By Dustin Cabeal
I’m going to echo a lot of what I said in my review for The Big Book of Girl Power, here in my review for The Big Book of Superpowers. The main reason being that they have all the same strengths and weaknesses, which is funny since that’s what this book is about.
The Big Book of Superpowers is a kid’s encyclopedia for DC Comic heroes. Depending on the hero there’s at least two pages dedicated to them, their origin, powers and supporting cast. All of the heroes are men and women that DC is backing in other forms of media; mostly the movies, but TV and video games as well.
It should be enjoyable and great, but it’s just bland. A lot of that comes from the art which confuses me. There’s a strange mesh of Silver and Bronze Age art. A few panels are even right out of the comic book as is the case with Green Lantern which comes from an iconic cover. In the case of Superman, there’s even some Golden Age style art thrown in. While I get that it’s essentially showing the history of the character, it’s still a strange choice in that you’d think this book’s number one goal would be to introduce kids to these characters and perhaps get them interested in comics.

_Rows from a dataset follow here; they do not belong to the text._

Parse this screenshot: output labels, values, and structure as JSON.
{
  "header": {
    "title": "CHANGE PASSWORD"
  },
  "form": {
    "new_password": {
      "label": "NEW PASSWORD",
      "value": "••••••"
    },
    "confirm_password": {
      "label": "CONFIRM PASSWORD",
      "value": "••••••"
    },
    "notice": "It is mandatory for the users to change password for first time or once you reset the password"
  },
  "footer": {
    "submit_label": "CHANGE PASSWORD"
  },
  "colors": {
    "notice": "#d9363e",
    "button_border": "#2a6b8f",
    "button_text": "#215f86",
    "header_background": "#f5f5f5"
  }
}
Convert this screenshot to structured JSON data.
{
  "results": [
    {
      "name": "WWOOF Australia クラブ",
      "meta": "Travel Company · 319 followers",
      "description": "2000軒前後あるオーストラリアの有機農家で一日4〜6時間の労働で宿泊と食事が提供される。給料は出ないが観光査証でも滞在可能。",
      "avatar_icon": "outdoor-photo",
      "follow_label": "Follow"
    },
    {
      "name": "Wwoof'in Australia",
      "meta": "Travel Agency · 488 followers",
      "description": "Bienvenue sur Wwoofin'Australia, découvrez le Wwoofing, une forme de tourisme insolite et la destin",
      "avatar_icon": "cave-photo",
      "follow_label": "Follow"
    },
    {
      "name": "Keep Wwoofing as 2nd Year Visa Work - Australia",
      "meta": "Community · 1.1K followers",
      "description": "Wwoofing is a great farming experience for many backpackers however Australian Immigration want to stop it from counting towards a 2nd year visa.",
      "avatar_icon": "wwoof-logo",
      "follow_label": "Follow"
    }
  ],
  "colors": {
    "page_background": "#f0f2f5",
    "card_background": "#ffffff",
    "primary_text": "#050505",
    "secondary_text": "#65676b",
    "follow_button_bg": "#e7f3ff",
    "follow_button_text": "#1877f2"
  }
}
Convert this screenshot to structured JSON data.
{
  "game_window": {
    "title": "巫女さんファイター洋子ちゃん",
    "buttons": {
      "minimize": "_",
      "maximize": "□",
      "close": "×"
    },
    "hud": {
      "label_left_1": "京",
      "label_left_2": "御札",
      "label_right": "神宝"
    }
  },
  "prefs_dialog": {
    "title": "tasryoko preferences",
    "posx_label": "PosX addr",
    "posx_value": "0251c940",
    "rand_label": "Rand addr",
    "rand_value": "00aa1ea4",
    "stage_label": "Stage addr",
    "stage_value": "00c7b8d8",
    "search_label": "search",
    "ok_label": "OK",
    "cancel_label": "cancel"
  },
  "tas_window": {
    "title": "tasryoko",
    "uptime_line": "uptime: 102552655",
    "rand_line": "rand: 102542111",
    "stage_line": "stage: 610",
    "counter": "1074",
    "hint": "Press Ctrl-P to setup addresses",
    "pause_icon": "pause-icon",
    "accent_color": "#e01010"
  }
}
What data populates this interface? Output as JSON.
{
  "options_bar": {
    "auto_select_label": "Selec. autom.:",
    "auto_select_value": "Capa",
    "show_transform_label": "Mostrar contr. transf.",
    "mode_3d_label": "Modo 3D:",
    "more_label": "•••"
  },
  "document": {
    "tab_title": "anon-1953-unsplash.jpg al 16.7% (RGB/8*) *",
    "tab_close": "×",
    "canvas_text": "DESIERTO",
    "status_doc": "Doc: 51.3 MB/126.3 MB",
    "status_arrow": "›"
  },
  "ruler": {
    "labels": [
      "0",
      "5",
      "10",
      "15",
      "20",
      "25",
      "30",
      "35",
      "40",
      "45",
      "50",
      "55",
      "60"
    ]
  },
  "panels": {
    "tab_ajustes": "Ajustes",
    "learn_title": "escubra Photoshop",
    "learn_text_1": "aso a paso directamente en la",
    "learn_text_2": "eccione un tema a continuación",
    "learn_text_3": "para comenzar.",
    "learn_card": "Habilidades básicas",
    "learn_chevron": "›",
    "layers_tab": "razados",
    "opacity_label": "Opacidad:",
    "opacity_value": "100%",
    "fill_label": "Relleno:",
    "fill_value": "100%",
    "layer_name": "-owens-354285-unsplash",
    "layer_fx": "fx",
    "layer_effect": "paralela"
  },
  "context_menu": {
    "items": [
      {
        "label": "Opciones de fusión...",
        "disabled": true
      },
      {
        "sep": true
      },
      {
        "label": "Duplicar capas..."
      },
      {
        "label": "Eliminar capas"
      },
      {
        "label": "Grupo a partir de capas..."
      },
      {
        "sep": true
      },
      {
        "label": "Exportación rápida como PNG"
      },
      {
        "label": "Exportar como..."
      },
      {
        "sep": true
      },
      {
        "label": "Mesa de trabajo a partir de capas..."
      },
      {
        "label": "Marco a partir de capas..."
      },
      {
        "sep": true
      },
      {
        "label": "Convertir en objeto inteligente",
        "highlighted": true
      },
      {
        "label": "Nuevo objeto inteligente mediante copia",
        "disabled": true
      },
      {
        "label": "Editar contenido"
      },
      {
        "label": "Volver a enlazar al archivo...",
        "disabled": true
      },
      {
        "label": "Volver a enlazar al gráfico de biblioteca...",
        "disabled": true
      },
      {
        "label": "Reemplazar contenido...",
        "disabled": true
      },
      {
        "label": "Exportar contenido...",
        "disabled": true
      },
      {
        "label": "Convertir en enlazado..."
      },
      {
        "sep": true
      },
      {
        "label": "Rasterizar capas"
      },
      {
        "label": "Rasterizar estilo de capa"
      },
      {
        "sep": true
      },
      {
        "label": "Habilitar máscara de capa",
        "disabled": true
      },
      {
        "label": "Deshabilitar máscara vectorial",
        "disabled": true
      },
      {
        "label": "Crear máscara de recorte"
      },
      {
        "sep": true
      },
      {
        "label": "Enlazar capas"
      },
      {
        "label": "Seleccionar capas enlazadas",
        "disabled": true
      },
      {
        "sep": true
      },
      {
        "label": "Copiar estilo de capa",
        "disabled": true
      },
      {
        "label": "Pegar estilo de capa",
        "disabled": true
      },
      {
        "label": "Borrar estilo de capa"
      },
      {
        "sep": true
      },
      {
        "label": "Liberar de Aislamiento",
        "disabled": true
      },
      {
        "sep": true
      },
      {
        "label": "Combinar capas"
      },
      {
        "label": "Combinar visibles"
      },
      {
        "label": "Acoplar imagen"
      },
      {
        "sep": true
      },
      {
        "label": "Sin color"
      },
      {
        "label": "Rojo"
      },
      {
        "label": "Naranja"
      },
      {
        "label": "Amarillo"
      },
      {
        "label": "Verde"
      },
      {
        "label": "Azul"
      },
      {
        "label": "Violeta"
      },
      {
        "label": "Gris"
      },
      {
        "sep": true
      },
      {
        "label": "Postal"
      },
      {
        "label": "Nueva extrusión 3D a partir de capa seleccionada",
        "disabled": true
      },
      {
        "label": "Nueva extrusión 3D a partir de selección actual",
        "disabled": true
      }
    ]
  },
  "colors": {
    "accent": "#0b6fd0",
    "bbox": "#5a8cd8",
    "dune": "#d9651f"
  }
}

If I were a kid and picked this up and then picked up a modern comic book, I would go back to this book and wonder why there was such a huge contrast. Why does it look so old, when comics look so new? The answer seems to be that it’s for parents and hell, maybe even grandparents to share their memories of these characters with their kids and grandkids. I can see that being the target demographic, but then who knows.
The other reason The Big Book of Superpowers is bland is that there’s nothing exciting about the powers. The way they’re presented is more of an information card. “The Flash is really fast… time moves slowly for him.” That’s not a real example, but my point is, was that interesting or exciting? It’s for a kid, don’t show the flash saving everyone from a burning house, show him racing a horse, a car and a plane. For a book on superpowers, the powers seemed second to the information about the characters and that’s just a shame. Readers grow to like the characters second; they like the powers first. No one starts reading superhero comics because they like Clark Kent at the Daily Planet, they like him because he can fly and lift stuff over his head.
The Big Book of Superpowers is an okay book for a child. They’ll learn a little about the characters and if they’re into superheroes, because who isn’t, they might enjoy this. There’s no narrative; there’s a lot of art, and they get to see a variety of characters in one place. Will it be their favorite book? Sadly, no, there’s not a lot of reasons to re-read this book, even for a kid. It’s like an encyclopedia, but the information is pretty swallow.